I'm not even sure I'll merge the lens branch.  It adds a certain amount of complexity (especially since the old record syntax is not going to go away) and the benefits are not unambiguously compelling.  Since you still can't use them unqualified for field access they're not that much more concise than standard haskell.  So they pretty much win only for record update and especially for nested record update.  Probably the next time I have to write some annoying nested record update I'll get motivated to go merge in the branch.

On the subject of the record discussion on the ghc mailing lately, I still think my own idea (http://hackage.haskell.org/trac/ghc/wiki/Records/SyntaxDirectedNameResolution) is the only one that would be an improvement over the existing situation (for me, of course).  All the focus over sharing record field names is of little use to me because most of my clashes are rare, and most of them are not between record field names.

If we had SDNR then the most important result is that I'd have lenses everywhere without having to think about them.  And they'd be worth using even for field access.

remove_wdev :: String -> Cmd.CmdL ()
remove_wdev from = State.modify $
    #wdev_map.#midi.#config =% Map.delete (Midi.WriteDevice from)
    -- See, I can't decide whether composition should go right or left...
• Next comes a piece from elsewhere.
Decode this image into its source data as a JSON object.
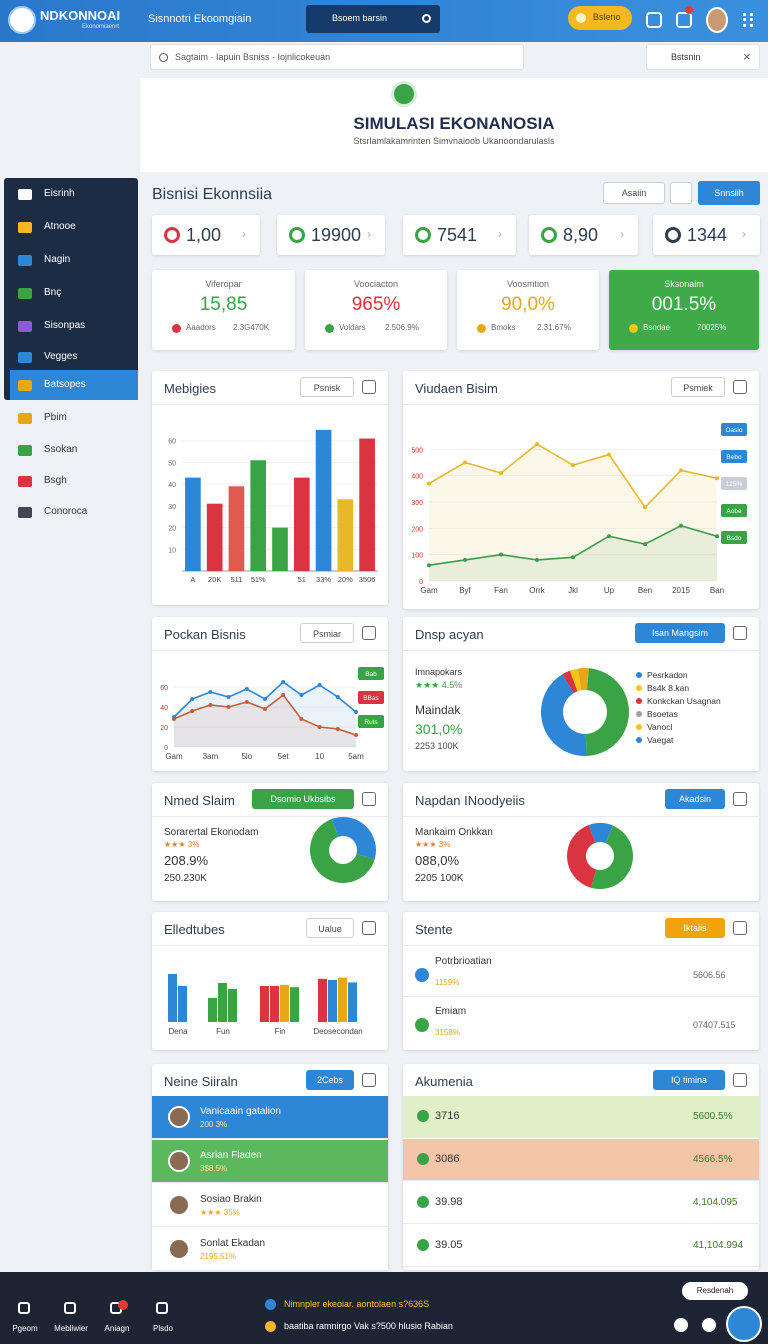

lookup_wdev :: Midi.WriteDevice -> Cmd.CmdL (Maybe Midi.WriteDevice)
lookup_wdev wdev = Lens.map wdev . #wdev_map.#midi.#config wdev #> State.get

It would look even nicer if we could somehow get rid of the qualification and
for fun throw in []s for a map lens like in other languages:

lookup_wdev wdev = [wdev]wdev_map.midi.config #> State.get

But I'd settle for the # version since I can't see how the bottom one could happen without designing a new incompatible language.